El miércoles, en Sevilla, la hinchada del Celtic se bebió cincuenta y cuatro piscinas olímpicas de cerveza y se comió nueve mil doscientas vacas, o lo que le pongan a las hamburguesas. En el bar donde a veces violento mi dieta sólo les quedaba pulpo a la gallega.

-Como a los guiris le da asco… -me explicó el barero.

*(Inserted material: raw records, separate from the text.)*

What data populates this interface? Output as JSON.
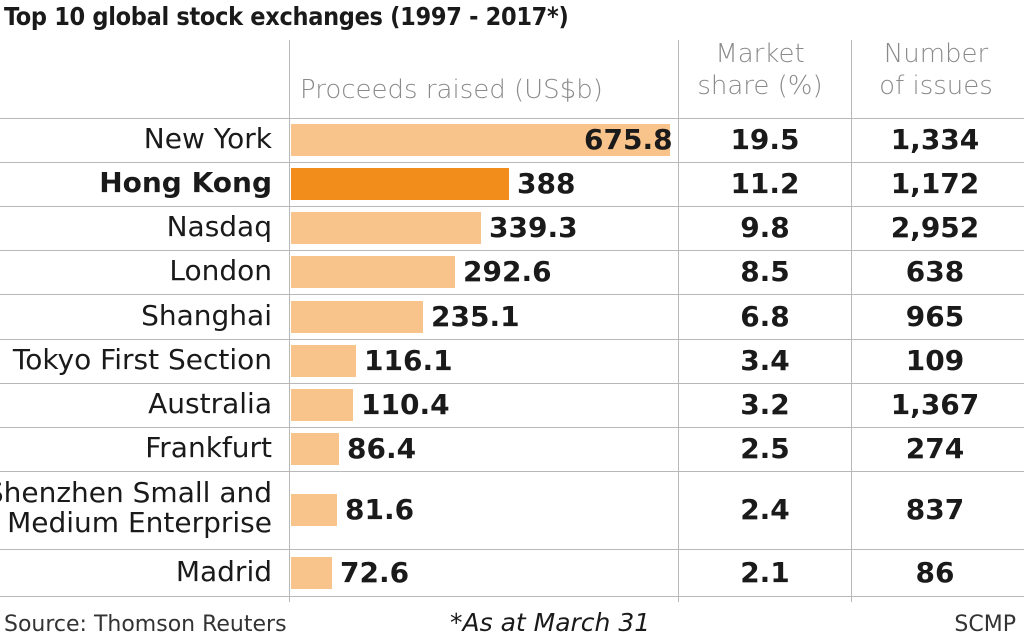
{
  "chart_data": {
    "type": "bar",
    "title": "Top 10 global stock exchanges (1997 - 2017*)",
    "columns": [
      "Proceeds raised (US$b)",
      "Market share (%)",
      "Number of issues"
    ],
    "categories": [
      "New York",
      "Hong Kong",
      "Nasdaq",
      "London",
      "Shanghai",
      "Tokyo First Section",
      "Australia",
      "Frankfurt",
      "Shenzhen Small and Medium Enterprise",
      "Madrid"
    ],
    "highlight": "Hong Kong",
    "values": [
      675.8,
      388,
      339.3,
      292.6,
      235.1,
      116.1,
      110.4,
      86.4,
      81.6,
      72.6
    ],
    "value_labels": [
      "675.8",
      "388",
      "339.3",
      "292.6",
      "235.1",
      "116.1",
      "110.4",
      "86.4",
      "81.6",
      "72.6"
    ],
    "market_share": [
      "19.5",
      "11.2",
      "9.8",
      "8.5",
      "6.8",
      "3.4",
      "3.2",
      "2.5",
      "2.4",
      "2.1"
    ],
    "issues": [
      "1,334",
      "1,172",
      "2,952",
      "638",
      "965",
      "109",
      "1,367",
      "274",
      "837",
      "86"
    ],
    "colors": {
      "bar": "#f9c48b",
      "highlight": "#f28c1b"
    }
  },
  "header": {
    "proceeds": "Proceeds raised (US$b)",
    "share_line1": "Market",
    "share_line2": "share (%)",
    "issues_line1": "Number",
    "issues_line2": "of issues"
  },
  "footer": {
    "source": "Source: Thomson Reuters",
    "note": "*As at March 31",
    "credit": "SCMP"
  }
}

Mientras me comía mis rodajas de pulpo, con sus ventosas, su aceite de oliva rico y su pimentón, me puse a considerar lo que es la vida del simpático cefalópodo. El griego Eliano, en el siglo III, señala el desaforado apetito sexual del pulpo. Algo debe haber de verdad porque en un famoso grabado del japonés Hokusai, realizado hacia 1820, vemos una mujer desnuda abrazada a un pulpo enorme que le acopla la boca a su pozo sulfúreo (así llamaba Shakespeare a las partes íntimas de las damas, antes del bidé y del desodorante íntimo) mientras la abraza con sus múltiples brazos.

Sin salirnos de estos nobles y sabrosos seres, ahí tenemos al calamar gigante o Architeuthis, de hasta veinte metros de longitud, que tiene el pincel del amor (así llama a la herramienta masculina el poeta Naucritus) más larga que se conoce, un metro y pico. Cuando está en vena, la pasión lo ciega de tal manera que rehuye la fosa sulfúrea de la hembra y lo que hace es inyectarle semen a alta presión en la piel, lo que le produce una leve herida. Sin embargo, lo que son las cosas, el Architeuthis no siente orgasmo alguno, mientras que el pajarito tejedor búfalo africano, dos centímetros escasos de pene, siente más de dos docenas de espasmos en la media hora que tarda en cumplir con su pareja. Es la más palpable demostración científica de que el tamaño no importa sino la afición y el cariño.

En la especie humana los índices varían tanto que no hay manera de dar con la pauta media. Los sexólogos señalan que a partir de los veinticinco la cosa va de retirada en el macho aunque en la hembra, que, como se sabe, es físicamente más poderosa (y mucho me temo que mentalmente también) se alcanzan las mejores marcas pasando los cuarenta, cuando la sabia naturaleza se planta, mira la huidiza vida y ahuyenta dengues y pamplinas catequéticos. Lo del libanés Alouf Ghassan, cuarenta y siete años, y tres esposas perpetuamente escocidas que se han plantado y lo han obligado a tomar una cuarta para repartirse las varas, es una excepción.